En réalité et pour se limiter au Maghreb, le changement se fait voir et entendre.La situation est loin d'être parfaite, mais tant qu'il n'y a pas stagnation, l'évolution continuera son chemin. Il y a eu par exemple la création du nouveau Code de la famille, l'abrogation de l'article 475 du Code pénal marocain qui accordait le droit au violeur de se marier avec sa victime et échapper à toute punition.
Selon Mernissi, la femme serait en manque de moyens, elle porte en elle tout le potentiel pour égaler l'homme.
La femme en Orient comme en Occident se bat chaque jour pour s'imposer en tant qu'être libre; l'enfermement est là, les Occidentales sont ligotées par le "harem de la taille 38" qui les oblige à se conformer à certains critères de beauté -dans le cadre d'une industrie de l'image bien calculée- alors que les Orientales militent férocement pour leurs droits civiques et civils.

Femme-homme, être humain

En définitive, ne sommes-nous pas tous victimes de certaines images prédéfinies ou stéréotypes qui veulent que la femme se comporte d'une façon et que l'homme agisse d'une autre?
Le macho, n'est-il pas le bourreau de lui- même avant de l'être pour sa compagne?
L'homme n'a-t-il pas le droit d'être sensible? fragile? humain? 
La femme devrait-elle se limiter à prendre soin de ses ongles? cacher ses cheveux blancs? et calculer ses calories?
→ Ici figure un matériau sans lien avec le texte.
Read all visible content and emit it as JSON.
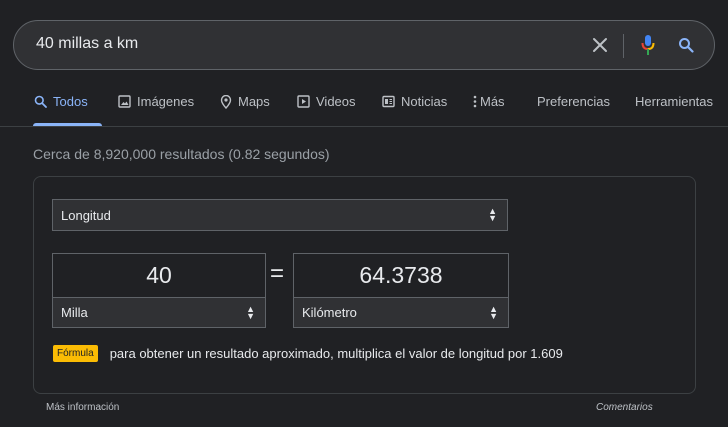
{
  "search": {
    "query": "40 millas a km"
  },
  "tabs": [
    {
      "label": "Todos",
      "icon": "search-icon",
      "active": true
    },
    {
      "label": "Imágenes",
      "icon": "image-icon"
    },
    {
      "label": "Maps",
      "icon": "map-pin-icon"
    },
    {
      "label": "Videos",
      "icon": "play-icon"
    },
    {
      "label": "Noticias",
      "icon": "news-icon"
    },
    {
      "label": "Más",
      "icon": "more-vert-icon"
    },
    {
      "label": "Preferencias"
    },
    {
      "label": "Herramientas"
    }
  ],
  "result_stats": "Cerca de 8,920,000 resultados (0.82 segundos)",
  "converter": {
    "category": "Longitud",
    "from_value": "40",
    "to_value": "64.3738",
    "equals": "=",
    "from_unit": "Milla",
    "to_unit": "Kilómetro",
    "formula_label": "Fórmula",
    "formula_text": "para obtener un resultado aproximado, multiplica el valor de longitud por 1.609"
  },
  "footer": {
    "more_info": "Más información",
    "feedback": "Comentarios"
  },
  "colors": {
    "background": "#202124",
    "accent": "#8ab4f8",
    "formula_badge": "#fbbc04",
    "mic_blue": "#4285f4",
    "mic_red": "#ea4335",
    "mic_yellow": "#fbbc04",
    "mic_green": "#34a853"
  }
}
Ne sommes-nous pas un peu de tout: fragilité, force, sensibilité, faiblesse et surtout: en chair et en os?
L'égalité entre les sexes ne devrait peut-être pas être l'objectif à atteindre mais plutôt l'équité et la liberté de tout un chacun, partout, face à n'importe quelle situation, quel que soit son statut, son genre, sa race et sa religion.